AGAIN teamed with Colin Firth, Nicole Kidman stars as an amnesia victim whose brain resets back to 13 years ago after each night’s slumber in the decidedly average psychological thriller “Before I Go To Sleep.”

Writer-director Rowan Joffe’s adaptation of S.J. Watson’s bestseller honors the lurid spirit of the page-turner enough to satisfy fans, but he doesn’t transmute the material into something richer and deeper as, say, Hitchcock would.

The film opens with an extreme close-up of the bloodshot eye of Christine Lucas (Kidman), a woman who wakes up every morning and doesn’t recognize her own bedroom or the man in bed next to her (Firth). She is suffering from atypical psychogenic amnesia, which means ever since she endured severe head trauma 13 years ago, she retains a day’s events in her mind until she goes to sleep, but after a night, the slate’s wiped clean again.

With a weary patience, the man in bed reveals that he is Christine’s husband, Ben, and that she had an accident which caused her amnesia. When Ben goes off to work, the phone rings and a man calling himself Dr Nasch (Mark Strong) explains to Christine that he’s a neuropsychologist who’s been helping with her memory disorder. He instructs her on where to find a camera in her closet on which she’s recorded a video diary over the last two weeks, prompting an extended flashback to illustrate what she’s learned so far.

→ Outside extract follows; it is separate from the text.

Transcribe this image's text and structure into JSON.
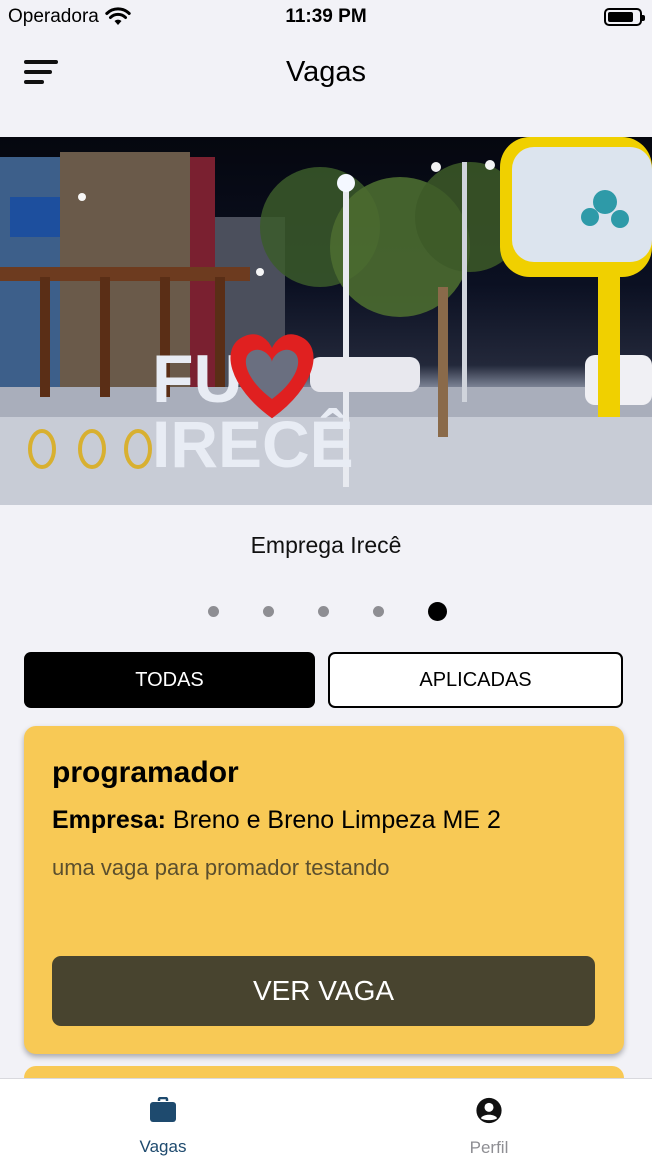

It turns out there’s quite a lot that Ben hasn’t been telling Christine. For a start, it wasn’t an accident that caused her amnesia, but a brutal violent attack from an unknown assailant. Also, Christine learns she had a very close friend named Claire (Anne-Marie Duff), whom she starts to remember when Dr Nasch shows her a picture.

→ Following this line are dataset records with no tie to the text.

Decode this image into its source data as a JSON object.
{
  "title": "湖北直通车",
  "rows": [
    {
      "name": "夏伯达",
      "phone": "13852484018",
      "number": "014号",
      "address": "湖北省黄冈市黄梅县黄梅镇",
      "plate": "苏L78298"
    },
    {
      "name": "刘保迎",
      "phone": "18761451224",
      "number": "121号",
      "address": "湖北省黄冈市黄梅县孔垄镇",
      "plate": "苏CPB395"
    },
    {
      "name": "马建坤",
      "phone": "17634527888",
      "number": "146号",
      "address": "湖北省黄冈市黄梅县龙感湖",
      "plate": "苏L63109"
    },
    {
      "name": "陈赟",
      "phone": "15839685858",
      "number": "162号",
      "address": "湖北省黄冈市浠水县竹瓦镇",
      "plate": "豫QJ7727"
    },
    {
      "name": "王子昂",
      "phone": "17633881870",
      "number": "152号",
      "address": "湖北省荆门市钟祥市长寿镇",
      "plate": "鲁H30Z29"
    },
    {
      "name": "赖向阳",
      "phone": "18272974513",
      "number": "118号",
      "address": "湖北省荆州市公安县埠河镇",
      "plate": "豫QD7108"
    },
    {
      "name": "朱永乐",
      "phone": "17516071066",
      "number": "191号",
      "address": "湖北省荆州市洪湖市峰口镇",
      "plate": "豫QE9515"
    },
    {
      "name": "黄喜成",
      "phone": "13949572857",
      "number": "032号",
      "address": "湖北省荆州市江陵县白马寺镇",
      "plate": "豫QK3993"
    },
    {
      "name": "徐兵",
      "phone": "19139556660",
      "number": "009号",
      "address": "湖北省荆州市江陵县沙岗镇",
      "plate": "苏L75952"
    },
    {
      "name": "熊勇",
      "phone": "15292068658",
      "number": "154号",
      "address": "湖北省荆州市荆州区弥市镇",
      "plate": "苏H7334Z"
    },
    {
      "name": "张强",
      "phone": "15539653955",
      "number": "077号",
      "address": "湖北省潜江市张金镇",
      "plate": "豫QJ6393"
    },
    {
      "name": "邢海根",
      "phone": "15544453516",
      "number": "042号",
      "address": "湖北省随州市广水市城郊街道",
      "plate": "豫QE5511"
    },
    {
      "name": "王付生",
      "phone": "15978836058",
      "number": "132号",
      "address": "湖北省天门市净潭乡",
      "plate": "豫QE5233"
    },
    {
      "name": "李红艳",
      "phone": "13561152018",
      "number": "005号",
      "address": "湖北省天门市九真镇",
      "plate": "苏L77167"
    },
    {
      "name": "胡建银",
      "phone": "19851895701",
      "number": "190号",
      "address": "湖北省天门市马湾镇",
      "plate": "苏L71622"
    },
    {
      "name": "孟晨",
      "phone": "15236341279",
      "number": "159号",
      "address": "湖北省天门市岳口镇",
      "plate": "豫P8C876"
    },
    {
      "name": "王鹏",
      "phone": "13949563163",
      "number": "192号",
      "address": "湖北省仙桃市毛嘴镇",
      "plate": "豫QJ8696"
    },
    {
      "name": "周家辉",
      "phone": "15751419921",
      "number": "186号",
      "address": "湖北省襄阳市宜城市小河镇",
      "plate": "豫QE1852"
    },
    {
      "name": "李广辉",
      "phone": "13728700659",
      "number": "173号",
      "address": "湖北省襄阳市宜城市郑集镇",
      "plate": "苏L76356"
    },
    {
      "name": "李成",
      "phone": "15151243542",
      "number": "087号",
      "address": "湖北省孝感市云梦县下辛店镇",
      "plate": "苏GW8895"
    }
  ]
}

Christine catches up on what she’s learned from the diary each day, and starts to twig that Ben is not the gentle, doting husband he seems to be. Meanwhile, she finds herself attracted to Dr Nasch, but while she may think he’s the savior sort, viewers will feel they’re being prodded to be more suspicious. After all, he’s played by Mark Strong, a bad guy in so many films.

One virtue of the film is how it plays with casting, exploiting expectations audiences have of actors like Strong and Firth. It works especially well with Firth, who in the semiotics of British cinema especially, is the very apogee of cuddly male rectitude and moral probity. Here, however, he shows off a dark side.

The film isn’t such a repertoire-stretch for Kidman, who has played this sort of vulnerable woman-on-the-edge many times before. There’s not the same nuance here that she displayed in “The Others,” but then again despite the fact that she’s the story’s anchoring consciousness, the script doesn’t really flesh out her character all that much.

Joffe has something of a knack for coaxing bad performances from usually good actors. There’s less damage this time to the cast’s reputation, but still he shows a singular lack of originality when it comes to the thriller mechanics. It’s a shame because this is exactly the kind of trashy read of a book that in the hands of the right director could have been elevated into something really special with its peculiarly female take on paranoia and anxieties about domesticity, aging, memory and identity.